In Balmy Europe, Feverish Choruses of 'Let It Snow'

A hiker in the Alps near Stels, Switzerland, passes a small lake, uncharacteristically without ice, while the mountains are free of snow.
A hiker in the Alps near Stels, Switzerland, passes a small lake, uncharacteristically without ice, while the mountains are free of snow. (By Arno Balzarini -- Keystone Via Associated Press)
By Peter Finn
Washington Post Foreign Service
Wednesday, December 20, 2006

MOSCOW, Dec. 19 -- Scattered flurries teased Moscow on Tuesday afternoon with the promise of a real winter, the birthright of a city whose people take pride in trudging through snow and in ice fishing and cross-country skiing in white countryside beyond the outer beltway.

The winter of 2006 has yet to arrive, however, and Muscovites are deeply discombobulated. "I want snow.
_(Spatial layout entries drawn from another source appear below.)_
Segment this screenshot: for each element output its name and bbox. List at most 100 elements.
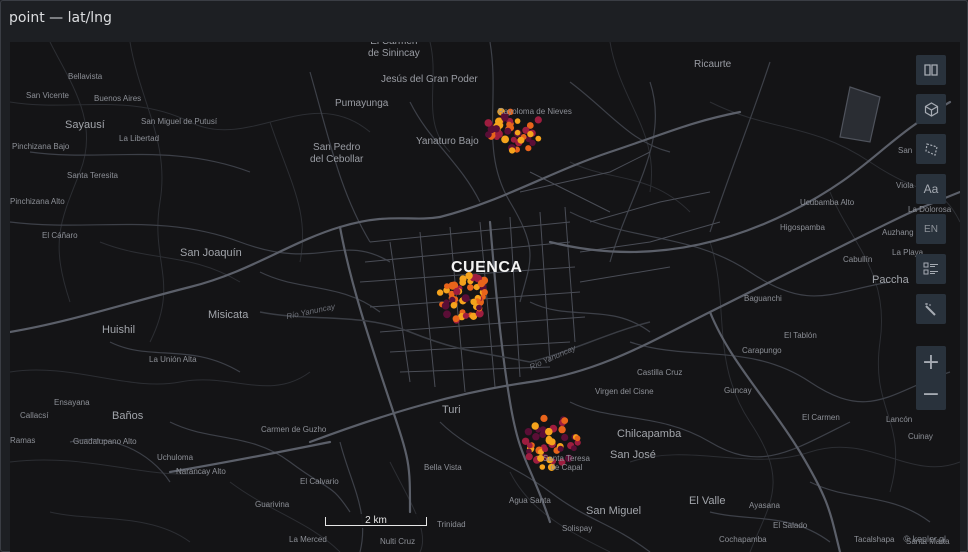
- data-point[interactable]: [545, 427, 553, 436]
- map-canvas[interactable]: El Carmen de Sinincay Jesús del Gran Pode…: [10, 42, 960, 552]
- place-label: Narancay Alto: [176, 467, 226, 476]
- data-point[interactable]: [452, 315, 460, 323]
- place-label: El Calvario: [300, 477, 339, 486]
- data-point[interactable]: [436, 289, 444, 296]
- data-point[interactable]: [506, 121, 512, 128]
- data-point[interactable]: [462, 312, 469, 319]
- data-point[interactable]: [574, 435, 581, 442]
- data-point[interactable]: [467, 284, 474, 291]
- book-icon: [924, 64, 938, 76]
- place-label: Sayausí: [65, 119, 105, 131]
- place-label: San: [898, 146, 913, 155]
- place-label: San Pedro del Cebollar: [310, 142, 364, 165]
- place-label: Baguanchi: [744, 294, 782, 303]
- place-label: Nulti Cruz: [380, 537, 416, 546]
- data-point[interactable]: [525, 145, 532, 152]
- data-point[interactable]: [501, 135, 509, 144]
- data-point[interactable]: [492, 125, 500, 133]
- zoom-out-button[interactable]: −: [916, 378, 946, 410]
- data-point[interactable]: [561, 433, 569, 442]
- map-draw-button[interactable]: [916, 294, 946, 324]
- data-point[interactable]: [535, 135, 542, 142]
- data-point[interactable]: [545, 437, 553, 445]
- data-point[interactable]: [459, 279, 467, 286]
- place-label: Castilla Cruz: [637, 368, 683, 377]
- place-label: Callacsí: [20, 411, 49, 420]
- place-label: Ricaurte: [694, 59, 732, 70]
- data-point[interactable]: [448, 281, 457, 290]
- attribution[interactable]: © kepler.gl: [903, 534, 946, 544]
- draw-polygon-button[interactable]: [916, 134, 946, 164]
- data-point[interactable]: [532, 433, 540, 441]
- data-point[interactable]: [461, 294, 470, 303]
- language-button[interactable]: EN: [916, 214, 946, 244]
- data-point[interactable]: [508, 147, 516, 154]
- split-map-button[interactable]: [916, 55, 946, 85]
- place-label: Bellavista: [68, 72, 103, 81]
- place-label: Paccha: [872, 274, 909, 286]
- data-point[interactable]: [476, 304, 482, 311]
- place-label: La Unión Alta: [149, 355, 197, 364]
- place-label: Viola: [896, 181, 914, 190]
- zoom-in-button[interactable]: +: [916, 346, 946, 378]
- data-point[interactable]: [534, 116, 542, 124]
- place-label: Lancón: [886, 415, 913, 424]
- place-label: Carmen de Guzho: [261, 425, 327, 434]
- place-label: Cabullín: [843, 255, 873, 264]
- data-point[interactable]: [443, 310, 451, 319]
- data-point[interactable]: [453, 287, 461, 295]
- data-point[interactable]: [540, 414, 548, 422]
- place-label: La Dolorosa: [908, 205, 952, 214]
- place-label: Virgen del Cisne: [595, 387, 654, 396]
- place-label: San Miguel: [586, 505, 642, 517]
- place-label: Misicata: [208, 309, 249, 321]
- place-label: Pinchizana Bajo: [12, 142, 70, 151]
- place-label: El Tablón: [784, 331, 817, 340]
- place-label: Turi: [442, 404, 461, 416]
- place-label: Bella Vista: [424, 463, 462, 472]
- data-point[interactable]: [571, 445, 577, 452]
- magic-wand-icon: [924, 302, 936, 316]
- place-label: La Libertad: [119, 134, 160, 143]
- legend-button[interactable]: [916, 254, 946, 284]
- data-point[interactable]: [527, 130, 534, 138]
- place-label: Higospamba: [780, 223, 825, 232]
- place-label: Ensayana: [54, 398, 90, 407]
- data-point[interactable]: [526, 442, 533, 449]
- place-label: Jesús del Gran Poder: [381, 74, 478, 85]
- place-label: San Joaquín: [180, 247, 242, 259]
- data-point[interactable]: [441, 302, 450, 310]
- place-label: Huishil: [102, 324, 136, 336]
- data-point[interactable]: [514, 129, 521, 136]
- data-point[interactable]: [517, 136, 525, 144]
- map-labels-button[interactable]: Aa: [916, 174, 946, 204]
- place-label: Ucubamba Alto: [800, 198, 855, 207]
- data-point[interactable]: [504, 127, 512, 135]
- place-label: Chilcapamba: [617, 428, 682, 440]
- place-label: Solispay: [562, 524, 593, 533]
- data-point[interactable]: [561, 417, 569, 424]
- data-point[interactable]: [450, 302, 458, 309]
- data-point[interactable]: [514, 118, 521, 124]
- data-point[interactable]: [557, 445, 564, 452]
- place-label: Rayoloma de Nieves: [498, 107, 572, 116]
- place-label: Tacalshapa: [854, 535, 895, 544]
- place-label: Auzhang: [882, 228, 914, 237]
- data-point[interactable]: [529, 139, 536, 146]
- place-label: El Carmen de Sinincay: [368, 42, 420, 59]
- data-point[interactable]: [524, 428, 533, 436]
- data-point[interactable]: [525, 453, 533, 461]
- data-point[interactable]: [484, 119, 493, 127]
- place-label: El Carmen: [802, 413, 840, 422]
- data-point[interactable]: [542, 446, 549, 453]
- place-label: Santa Teresa de Capal: [543, 454, 590, 473]
- place-label: Yanaturo Bajo: [416, 136, 479, 147]
- place-label: Guadalupano Alto: [73, 437, 137, 446]
- place-label: Santa Teresita: [67, 171, 118, 180]
- data-point[interactable]: [558, 425, 566, 434]
- language-label: EN: [924, 223, 938, 235]
- 3d-view-button[interactable]: [916, 94, 946, 124]
- data-point[interactable]: [477, 279, 486, 288]
- place-label: Cochapamba: [719, 535, 767, 544]
- data-point[interactable]: [531, 422, 539, 430]
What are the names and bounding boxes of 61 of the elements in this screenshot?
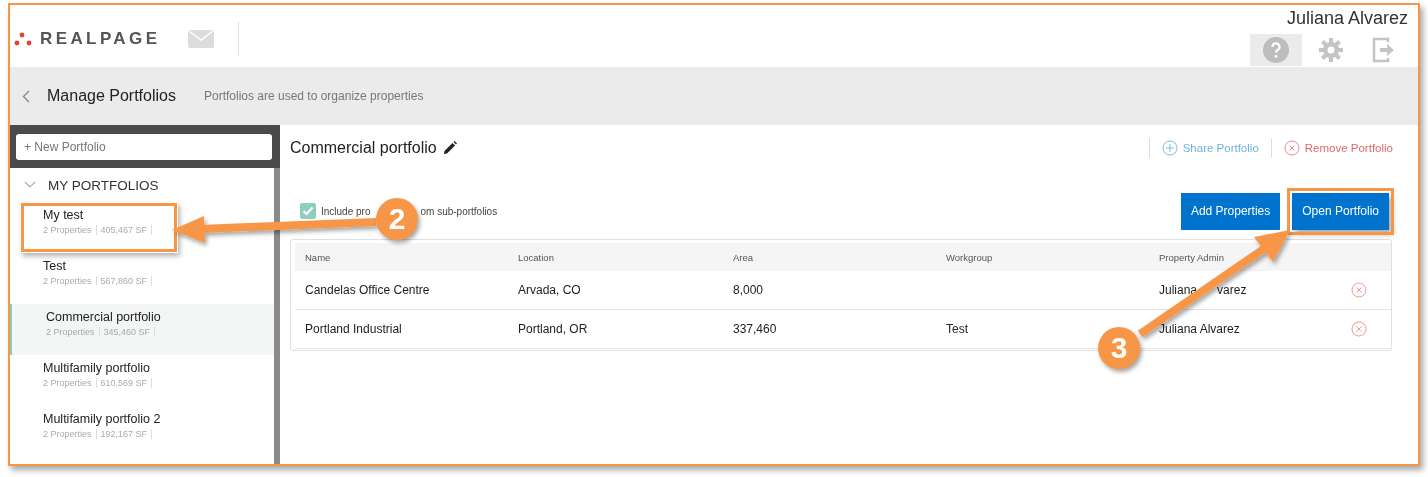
chevron-icon[interactable] (24, 181, 36, 189)
checkbox[interactable] (300, 203, 316, 219)
property-count: 2 Properties (43, 276, 97, 286)
logo-dots-icon (14, 32, 34, 46)
portfolio-name: Test (43, 259, 67, 273)
add-icon[interactable] (1161, 140, 1178, 156)
portfolio-area: 610,569 SF (96, 378, 153, 388)
table-cell-text: Arvada, CO (518, 283, 582, 297)
scrollbar[interactable] (274, 168, 280, 465)
settings-icon[interactable] (1318, 37, 1344, 63)
table-cell: Juliana Alvarez (1159, 322, 1240, 336)
portfolio-area: 345,460 SF (99, 327, 156, 337)
column-header[interactable]: Location (518, 251, 733, 263)
portfolios-section-header[interactable]: MY PORTFOLIOS (10, 168, 274, 202)
property-count: 2 Properties (43, 429, 97, 439)
portfolio-item[interactable]: My test 2 Properties 405,467 SF (20, 202, 178, 253)
property-count: 2 Properties (46, 327, 100, 337)
property-count: 2 Properties (43, 378, 97, 388)
checkbox-label: om sub-portfolios (420, 205, 498, 217)
table-cell-text: Candelas Office Centre (305, 283, 431, 297)
portfolio-name: Commercial portfolio (46, 310, 162, 324)
table-cell-text: Portland, OR (518, 322, 589, 336)
column-header[interactable]: Property Admin (1159, 251, 1351, 263)
portfolio-item[interactable]: Multifamily portfolio 2 2 Properties 192,167 SF (10, 406, 274, 457)
pencil-icon[interactable] (442, 141, 457, 155)
table-cell-text: 337,460 (733, 322, 778, 336)
table-cell-text: Test (946, 322, 969, 336)
logo-text: REALPAGE (40, 29, 161, 49)
portfolio-area: 405,467 SF (96, 225, 153, 235)
table-cell-text: Portland Industrial (305, 322, 403, 336)
back-icon[interactable] (22, 89, 30, 103)
help-button[interactable] (1250, 34, 1302, 66)
action-button[interactable]: Add Properties (1180, 192, 1281, 230)
portfolio-item[interactable]: Multifamily portfolio 2 Properties 610,569 SF (10, 355, 274, 406)
property-count: 2 Properties (43, 225, 97, 235)
mail-icon[interactable] (188, 30, 215, 48)
step-badge: 3 (1098, 327, 1140, 369)
table-cell: Juliana (1159, 283, 1198, 297)
table-cell-text: 8,000 (733, 283, 765, 297)
page-subtitle: Portfolios are used to organize properties (203, 89, 424, 103)
column-header[interactable]: Workgroup (946, 251, 1159, 263)
column-header[interactable]: Name (305, 251, 518, 263)
column-header[interactable]: Area (733, 251, 946, 263)
portfolio-name: Multifamily portfolio (43, 361, 151, 375)
portfolio-name: My test (43, 208, 85, 222)
user-name[interactable]: Juliana Alvarez (1286, 8, 1408, 29)
portfolio-name: Multifamily portfolio 2 (43, 412, 162, 426)
logout-icon[interactable] (1372, 37, 1396, 63)
step-badge: 2 (376, 198, 418, 240)
portfolio-item[interactable]: Test 2 Properties 567,860 SF (10, 253, 274, 304)
new-portfolio-field[interactable]: + New Portfolio (16, 133, 272, 160)
remove-icon[interactable] (1351, 282, 1367, 298)
portfolio-area: 567,860 SF (96, 276, 153, 286)
table-cell: varez (1217, 283, 1247, 297)
remove-icon[interactable] (1351, 321, 1367, 337)
portfolio-title: Commercial portfolio (290, 139, 437, 157)
page-title: Manage Portfolios (47, 87, 176, 105)
portfolio-area: 192,167 SF (96, 429, 153, 439)
portfolio-item[interactable]: Commercial portfolio 2 Properties 345,460 SF (10, 304, 274, 355)
close-icon[interactable] (1283, 140, 1300, 156)
checkbox-label: Include pro (321, 205, 371, 217)
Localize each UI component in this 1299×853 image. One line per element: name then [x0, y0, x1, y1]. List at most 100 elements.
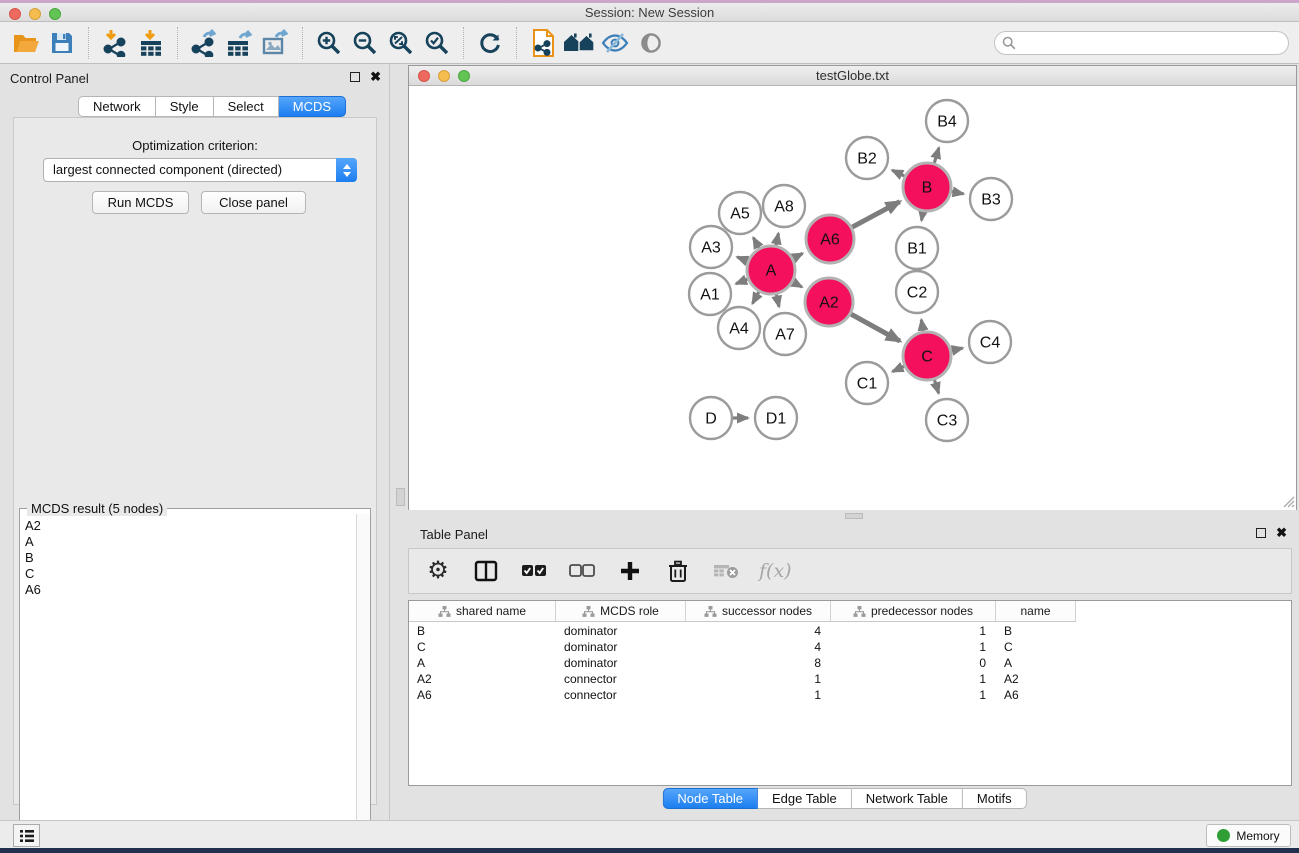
zoom-fit-icon[interactable]: [383, 26, 419, 60]
open-session-icon[interactable]: [8, 26, 44, 60]
result-item[interactable]: A: [25, 534, 355, 550]
new-network-document-icon[interactable]: [525, 26, 561, 60]
import-table-icon[interactable]: [133, 26, 169, 60]
graph-node-A3[interactable]: A3: [690, 226, 732, 268]
criterion-dropdown[interactable]: largest connected component (directed): [43, 158, 357, 182]
titlebar: Session: New Session: [0, 0, 1299, 22]
close-panel-icon[interactable]: ✖: [370, 72, 381, 82]
cell: 1: [831, 639, 996, 655]
svg-text:D1: D1: [766, 411, 787, 428]
tab-network[interactable]: Network: [78, 96, 156, 117]
table-settings-icon[interactable]: ⚙: [423, 556, 453, 586]
tab-mcds[interactable]: MCDS: [279, 96, 346, 117]
graph-node-A[interactable]: A: [747, 246, 795, 294]
export-image-icon[interactable]: [258, 26, 294, 60]
run-mcds-button[interactable]: Run MCDS: [92, 191, 189, 214]
deselect-all-icon[interactable]: [567, 556, 597, 586]
tab-style[interactable]: Style: [156, 96, 214, 117]
graph-node-B2[interactable]: B2: [846, 137, 888, 179]
import-network-icon[interactable]: [97, 26, 133, 60]
vertical-splitter-handle[interactable]: [396, 488, 405, 506]
save-session-icon[interactable]: [44, 26, 80, 60]
svg-text:A4: A4: [729, 321, 749, 338]
refresh-icon[interactable]: [472, 26, 508, 60]
table-tab-edge-table[interactable]: Edge Table: [758, 788, 852, 809]
column-header-predecessor-nodes[interactable]: predecessor nodes: [831, 601, 996, 622]
graph-node-C1[interactable]: C1: [846, 362, 888, 404]
table-row-a6[interactable]: A6connector11A6: [409, 687, 1291, 703]
graph-node-C2[interactable]: C2: [896, 271, 938, 313]
table-tab-node-table[interactable]: Node Table: [662, 788, 758, 809]
graph-node-A2[interactable]: A2: [805, 278, 853, 326]
svg-text:A8: A8: [774, 199, 794, 216]
graph-node-D[interactable]: D: [690, 397, 732, 439]
result-scrollbar[interactable]: [356, 514, 370, 847]
cell: B: [996, 623, 1076, 639]
graph-node-A8[interactable]: A8: [763, 185, 805, 227]
task-history-button[interactable]: [13, 824, 40, 847]
cell: C: [409, 639, 556, 655]
table-close-panel-icon[interactable]: ✖: [1276, 528, 1287, 538]
column-label: shared name: [456, 604, 526, 618]
graph-node-C[interactable]: C: [903, 332, 951, 380]
result-item[interactable]: A6: [25, 582, 355, 598]
column-label: MCDS role: [600, 604, 659, 618]
svg-text:D: D: [705, 411, 717, 428]
column-header-mcds-role[interactable]: MCDS role: [556, 601, 686, 622]
export-table-icon[interactable]: [222, 26, 258, 60]
table-float-panel-icon[interactable]: [1256, 528, 1266, 538]
svg-text:B: B: [922, 180, 933, 197]
search-input[interactable]: [1016, 36, 1288, 51]
mcds-result-title: MCDS result (5 nodes): [27, 501, 167, 516]
graph-node-A7[interactable]: A7: [764, 313, 806, 355]
zoom-in-icon[interactable]: [311, 26, 347, 60]
graph-node-A4[interactable]: A4: [718, 307, 760, 349]
search-field[interactable]: [994, 31, 1289, 55]
column-header-successor-nodes[interactable]: successor nodes: [686, 601, 831, 622]
edge-A-A3: [737, 257, 748, 261]
hide-graphics-details-icon[interactable]: [597, 26, 633, 60]
result-item[interactable]: C: [25, 566, 355, 582]
cell: 1: [831, 623, 996, 639]
graph-node-C3[interactable]: C3: [926, 399, 968, 441]
status-bar: Memory: [0, 820, 1299, 848]
network-canvas[interactable]: B4 B2 B B3 A8 A5 A6 A3 B1 A C2 A1 A2 A4 A7 C4 C C1 D D1 C3: [409, 87, 1296, 510]
toggle-columns-icon[interactable]: [471, 556, 501, 586]
delete-row-icon[interactable]: [663, 556, 693, 586]
close-panel-button[interactable]: Close panel: [201, 191, 306, 214]
graph-node-B3[interactable]: B3: [970, 178, 1012, 220]
graph-node-B[interactable]: B: [903, 163, 951, 211]
table-tab-motifs[interactable]: Motifs: [963, 788, 1027, 809]
column-header-shared-name[interactable]: shared name: [409, 601, 556, 622]
apply-function-icon[interactable]: f(x): [759, 556, 792, 586]
graph-node-C4[interactable]: C4: [969, 321, 1011, 363]
zoom-out-icon[interactable]: [347, 26, 383, 60]
show-eye-icon[interactable]: [633, 26, 669, 60]
delete-table-icon[interactable]: [711, 556, 741, 586]
column-header-name[interactable]: name: [996, 601, 1076, 622]
cell: A: [996, 655, 1076, 671]
add-row-icon[interactable]: [615, 556, 645, 586]
zoom-selected-icon[interactable]: [419, 26, 455, 60]
table-row-c[interactable]: Cdominator41C: [409, 639, 1291, 655]
graph-node-B4[interactable]: B4: [926, 100, 968, 142]
graph-node-B1[interactable]: B1: [896, 227, 938, 269]
result-item[interactable]: B: [25, 550, 355, 566]
graph-node-D1[interactable]: D1: [755, 397, 797, 439]
memory-button[interactable]: Memory: [1206, 824, 1291, 847]
table-row-a[interactable]: Adominator80A: [409, 655, 1291, 671]
tab-select[interactable]: Select: [214, 96, 279, 117]
graph-node-A6[interactable]: A6: [806, 215, 854, 263]
graph-node-A1[interactable]: A1: [689, 273, 731, 315]
resize-grip-icon[interactable]: [1282, 495, 1295, 508]
horizontal-splitter-handle[interactable]: [845, 513, 863, 519]
home-networks-icon[interactable]: [561, 26, 597, 60]
export-network-icon[interactable]: [186, 26, 222, 60]
graph-node-A5[interactable]: A5: [719, 192, 761, 234]
table-row-b[interactable]: Bdominator41B: [409, 623, 1291, 639]
select-all-icon[interactable]: [519, 556, 549, 586]
float-panel-icon[interactable]: [350, 72, 360, 82]
table-row-a2[interactable]: A2connector11A2: [409, 671, 1291, 687]
table-tab-network-table[interactable]: Network Table: [852, 788, 963, 809]
result-item[interactable]: A2: [25, 518, 355, 534]
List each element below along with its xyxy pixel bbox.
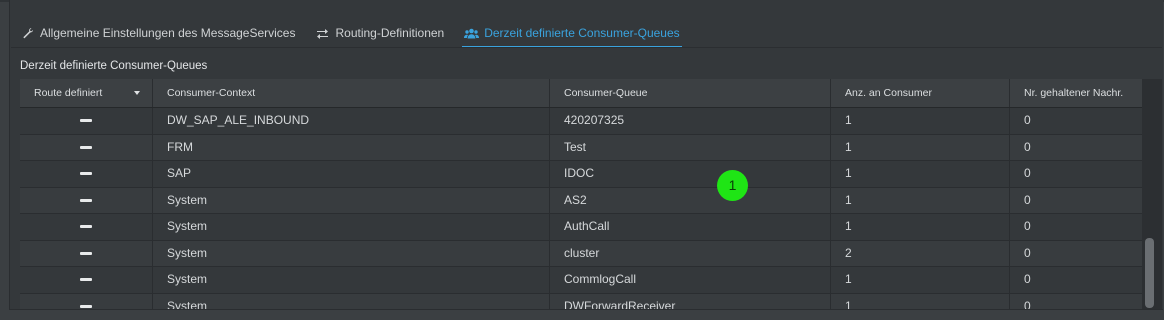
tab-label: Derzeit definierte Consumer-Queues [484, 26, 680, 40]
wrench-icon [20, 27, 35, 39]
cell-consumer-context: FRM [153, 134, 550, 160]
cell-held-messages: 0 [1024, 272, 1031, 286]
cell-held-messages: 0 [1024, 298, 1031, 310]
cell-consumer-queue: AS2 [550, 187, 831, 213]
users-icon [464, 27, 480, 39]
column-header-route[interactable]: Route definiert [20, 79, 153, 107]
column-header-context[interactable]: Consumer-Context [153, 79, 550, 107]
table-row[interactable]: System CommlogCall 1 0 [20, 267, 1142, 294]
cell-held-messages: 0 [1024, 113, 1031, 127]
dash-icon [80, 251, 92, 255]
tab-bar: Allgemeine Einstellungen des MessageServ… [20, 20, 702, 48]
table-row[interactable]: System DWForwardReceiver 1 0 [20, 293, 1142, 310]
cell-consumer-context: System [153, 214, 550, 240]
table-row[interactable]: FRM Test 1 0 [20, 134, 1142, 161]
dash-icon [80, 304, 92, 308]
table-row[interactable]: SAP IDOC 1 0 [20, 161, 1142, 188]
cell-held-messages: 0 [1024, 245, 1031, 260]
cell-consumer-count: 1 [831, 161, 1010, 187]
tab-consumer-queues[interactable]: Derzeit definierte Consumer-Queues [462, 20, 682, 48]
cell-held-messages: 0 [1024, 219, 1031, 233]
cell-consumer-count: 1 [831, 214, 1010, 240]
column-header-consumers[interactable]: Anz. an Consumer [831, 79, 1010, 107]
tabs-divider [11, 47, 1162, 48]
cell-consumer-count: 1 [831, 187, 1010, 213]
exchange-arrows-icon [315, 27, 330, 39]
cell-route-defined [20, 161, 153, 187]
cell-route-defined [20, 293, 153, 309]
tab-general-settings[interactable]: Allgemeine Einstellungen des MessageServ… [20, 20, 295, 46]
dash-icon [80, 278, 92, 281]
cell-consumer-context: System [153, 187, 550, 213]
consumer-queue-table: Route definiert Consumer-Context Consume… [20, 79, 1142, 309]
annotation-marker: 1 [717, 170, 748, 201]
dash-icon [80, 145, 92, 149]
cell-route-defined [20, 267, 153, 293]
cell-consumer-queue: cluster [550, 240, 831, 266]
cell-route-defined [20, 214, 153, 240]
cell-held-messages: 0 [1024, 139, 1031, 154]
table-header: Route definiert Consumer-Context Consume… [20, 79, 1142, 108]
cell-consumer-queue: IDOC [550, 161, 831, 187]
cell-consumer-count: 1 [831, 108, 1010, 134]
tab-label: Allgemeine Einstellungen des MessageServ… [40, 26, 296, 40]
cell-route-defined [20, 240, 153, 266]
cell-consumer-queue: CommlogCall [550, 267, 831, 293]
dash-icon [80, 198, 92, 202]
tab-routing-definitions[interactable]: Routing-Definitionen [315, 20, 444, 46]
table-row[interactable]: DW_SAP_ALE_INBOUND 420207325 1 0 [20, 108, 1142, 135]
column-header-held-messages[interactable]: Nr. gehaltener Nachr. [1010, 79, 1142, 107]
cell-consumer-context: System [153, 293, 550, 309]
section-title: Derzeit definierte Consumer-Queues [20, 60, 208, 72]
cell-consumer-queue: 420207325 [550, 108, 831, 134]
cell-route-defined [20, 134, 153, 160]
cell-route-defined [20, 187, 153, 213]
dash-icon [80, 172, 92, 175]
cell-consumer-context: System [153, 267, 550, 293]
cell-route-defined [20, 108, 153, 134]
sort-caret-icon[interactable] [134, 91, 140, 95]
cell-consumer-context: SAP [153, 161, 550, 187]
cell-consumer-queue: AuthCall [550, 214, 831, 240]
cell-consumer-queue: Test [550, 134, 831, 160]
cell-consumer-context: DW_SAP_ALE_INBOUND [153, 108, 550, 134]
cell-consumer-queue: DWForwardReceiver [550, 293, 831, 309]
table-row[interactable]: System AuthCall 1 0 [20, 214, 1142, 241]
scrollbar-thumb[interactable] [1145, 238, 1154, 308]
cell-held-messages: 0 [1024, 166, 1031, 180]
cell-held-messages: 0 [1024, 192, 1031, 207]
table-row[interactable]: System AS2 1 0 [20, 187, 1142, 214]
cell-consumer-count: 1 [831, 293, 1010, 309]
column-header-queue[interactable]: Consumer-Queue [550, 79, 831, 107]
table-row[interactable]: System cluster 2 0 [20, 240, 1142, 267]
cell-consumer-count: 1 [831, 267, 1010, 293]
table-body: DW_SAP_ALE_INBOUND 420207325 1 0 FRM Test 1 0 SA… [20, 108, 1142, 309]
tab-label: Routing-Definitionen [335, 26, 445, 40]
cell-consumer-context: System [153, 240, 550, 266]
cell-consumer-count: 1 [831, 134, 1010, 160]
dash-icon [80, 225, 92, 228]
dash-icon [80, 119, 92, 122]
cell-consumer-count: 2 [831, 240, 1010, 266]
I want the New Year's feeling," said Viktoria Makhovskaya, a street vendor who sells gloves and mittens. "This is a disgusting winter. I don't like it at all."

Moscow is not alone in the unexpected warmth -- it stretches across the continent.

Preliminary data from the Met Office, Britain's national weather service, and the University of East Anglia indicate that 2006 has been the warmest year in Britain since record-keeping concerning weather conditions began in central England in 1659.

Trees are sprouting leaves in Switzerland. And low-altitude ski resorts across the Alps look more like springtime meadows. "We are currently experiencing the warmest period in the Alpine region in 1,300 years," Reinhard Boehm, a climatologist at Austria's Central Institute for Meteorology and Geodynamics, told the Associated Press in Vienna.

Boehm was one of the authors of a European Union-funded climate study that found similar warming periods in the 10th and 12th centuries. But, he said, it's warmer now, and "it will undoubtedly get warmer in the future."

The Paris-based Organization for Economic Cooperation and Development warns in a report this month "that climate change poses serious risks to the snow reliability of Alpine ski areas, and consequently to the regional economies that depend upon winter tourism."

Up to 80 million people visit Alpine resorts each year, and they are a key contributor to the local economies, the report says.

"The Alps are particularly sensitive to climate change and recent warming there has been roughly three times the global average," the report says. On average, 90 percent of 666 medium to large Alpine ski areas now have adequate snow cover for at least 100 days a year. The remaining 10 percent are already operating under marginal conditions.

A rise in average temperature of 1 degree Celsius (about 1.8 degrees Fahrenheit) could reduce the number of what the report calls "snow-reliable" ski areas to about 500. A rise of 2 degrees Celsius (3.6 degrees Fahrenheit) would cut that number to 400.

The Washington area has logged record high temperatures recently as well, which meteorologists attribute to atmospheric and oceanic disruptions in the tropical Pacific Ocean known as El Niño.

In Moscow, the streets have been stubbornly dry and gray in recent weeks. Parks, fields and forests are carpeted in alien hues of green and sprouting mushrooms. At the Moscow Zoo, the brown bears are awake and moody. And some birds, according to zoo spokeswoman Elena Mendosa, "are making love in ponds because they apparently believe spring has come."